Лиза сделала вид, что не понимает двусмысленности. Но наперед решила в компании Пушкина больше не гулять. Они с Верой залезали на камни, ждали девятой волны и с визгом убегали от нее. Достойное занятие для матерей семейства! Безнаказанно дразнить стихию не стоило. Улучив момент, море подобралось к ним и окатило тучей брызг. Дамы, а заодно и Сверчок, оказались мокрыми с ног до головы. Пришлось идти переодеваться. При этом муслиновые платья так облепили фигуры женщин, что любо-дорого посмотреть. Лиза шла пунцовая. Вера хохотала. А Пушкин возбудился и принужден был прикрываться шляпой.

Все это страшно не понравилось графине, и она дала себе слово избегать подобных путешествий.

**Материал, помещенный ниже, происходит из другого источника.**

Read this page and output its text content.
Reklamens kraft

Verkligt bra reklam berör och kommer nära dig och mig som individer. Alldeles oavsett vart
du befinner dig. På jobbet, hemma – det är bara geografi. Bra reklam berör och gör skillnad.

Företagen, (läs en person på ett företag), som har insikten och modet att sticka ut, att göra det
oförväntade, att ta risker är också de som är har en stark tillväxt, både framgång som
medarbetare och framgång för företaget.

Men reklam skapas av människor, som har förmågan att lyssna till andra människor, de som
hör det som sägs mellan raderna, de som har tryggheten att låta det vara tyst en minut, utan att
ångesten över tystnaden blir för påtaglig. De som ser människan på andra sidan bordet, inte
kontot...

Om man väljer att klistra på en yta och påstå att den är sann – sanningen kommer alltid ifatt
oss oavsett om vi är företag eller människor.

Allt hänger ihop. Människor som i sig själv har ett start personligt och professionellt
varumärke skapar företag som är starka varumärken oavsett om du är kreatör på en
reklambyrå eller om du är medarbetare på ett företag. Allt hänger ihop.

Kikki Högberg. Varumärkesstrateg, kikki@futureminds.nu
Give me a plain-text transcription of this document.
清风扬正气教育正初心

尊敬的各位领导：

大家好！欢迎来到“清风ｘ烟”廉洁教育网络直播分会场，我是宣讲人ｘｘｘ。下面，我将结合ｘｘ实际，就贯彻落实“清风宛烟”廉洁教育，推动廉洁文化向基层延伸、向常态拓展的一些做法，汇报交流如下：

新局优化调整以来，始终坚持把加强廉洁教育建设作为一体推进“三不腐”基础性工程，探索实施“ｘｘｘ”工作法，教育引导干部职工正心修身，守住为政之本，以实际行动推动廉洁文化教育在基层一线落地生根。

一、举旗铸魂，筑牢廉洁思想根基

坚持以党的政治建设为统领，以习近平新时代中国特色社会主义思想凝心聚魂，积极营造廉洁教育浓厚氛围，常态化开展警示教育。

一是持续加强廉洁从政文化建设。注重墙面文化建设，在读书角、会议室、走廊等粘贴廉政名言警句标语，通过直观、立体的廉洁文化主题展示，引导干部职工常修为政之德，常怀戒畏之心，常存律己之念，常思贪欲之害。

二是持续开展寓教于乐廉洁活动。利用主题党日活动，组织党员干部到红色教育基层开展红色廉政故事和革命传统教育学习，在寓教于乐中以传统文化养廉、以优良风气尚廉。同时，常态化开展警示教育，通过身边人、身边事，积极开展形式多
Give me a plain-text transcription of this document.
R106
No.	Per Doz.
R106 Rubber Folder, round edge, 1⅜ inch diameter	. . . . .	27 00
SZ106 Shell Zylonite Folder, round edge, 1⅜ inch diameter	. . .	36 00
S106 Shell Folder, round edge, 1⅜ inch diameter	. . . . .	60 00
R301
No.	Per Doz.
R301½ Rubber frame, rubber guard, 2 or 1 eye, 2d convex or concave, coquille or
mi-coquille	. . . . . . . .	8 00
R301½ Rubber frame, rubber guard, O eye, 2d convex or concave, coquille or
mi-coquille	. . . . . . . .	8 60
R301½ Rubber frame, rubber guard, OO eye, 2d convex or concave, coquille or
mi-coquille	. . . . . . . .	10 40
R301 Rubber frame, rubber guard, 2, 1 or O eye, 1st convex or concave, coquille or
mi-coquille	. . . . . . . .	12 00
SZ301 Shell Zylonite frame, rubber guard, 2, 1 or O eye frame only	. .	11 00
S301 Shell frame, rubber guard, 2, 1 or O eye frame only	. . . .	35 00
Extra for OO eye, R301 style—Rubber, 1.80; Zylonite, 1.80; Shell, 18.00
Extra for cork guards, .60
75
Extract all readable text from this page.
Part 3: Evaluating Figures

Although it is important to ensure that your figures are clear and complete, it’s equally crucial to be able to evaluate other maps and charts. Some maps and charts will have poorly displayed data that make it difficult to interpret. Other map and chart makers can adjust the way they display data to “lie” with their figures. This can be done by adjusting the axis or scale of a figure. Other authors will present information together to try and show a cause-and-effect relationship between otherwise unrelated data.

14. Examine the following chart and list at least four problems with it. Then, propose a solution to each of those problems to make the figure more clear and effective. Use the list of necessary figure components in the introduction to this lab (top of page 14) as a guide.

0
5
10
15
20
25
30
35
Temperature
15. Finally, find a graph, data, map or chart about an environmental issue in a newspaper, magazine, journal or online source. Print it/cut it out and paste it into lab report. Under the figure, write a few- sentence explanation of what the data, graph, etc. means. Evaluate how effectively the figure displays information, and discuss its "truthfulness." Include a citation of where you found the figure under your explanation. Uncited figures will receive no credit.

Липранди вцепился в Папу-Косту, как бульдог в палку. Полковник сердцем чуял, что хитрый грек знает больше, чем говорит. А поглядев на его сыновей-головорезов, и вовсе крякнул.

— Вас свезут под арест, — сказал им Иван Петрович по-гречески. — А имущество опишут. И отберут в казну. Лучше сразу рассказывайте, что с мавром не поделили?

Папа-Коста был свято уверен, что его вытащат из полицейского участка, благо все чины — знакомые. Ждал он помощи и от главного покровителя. Но после задержания трактирщика Ланжерон притих, словно и не его ручка была позолочена от ногтей до запястья в три слоя.

Между тем Липранди, тряхнув стариной, сам вел допросы.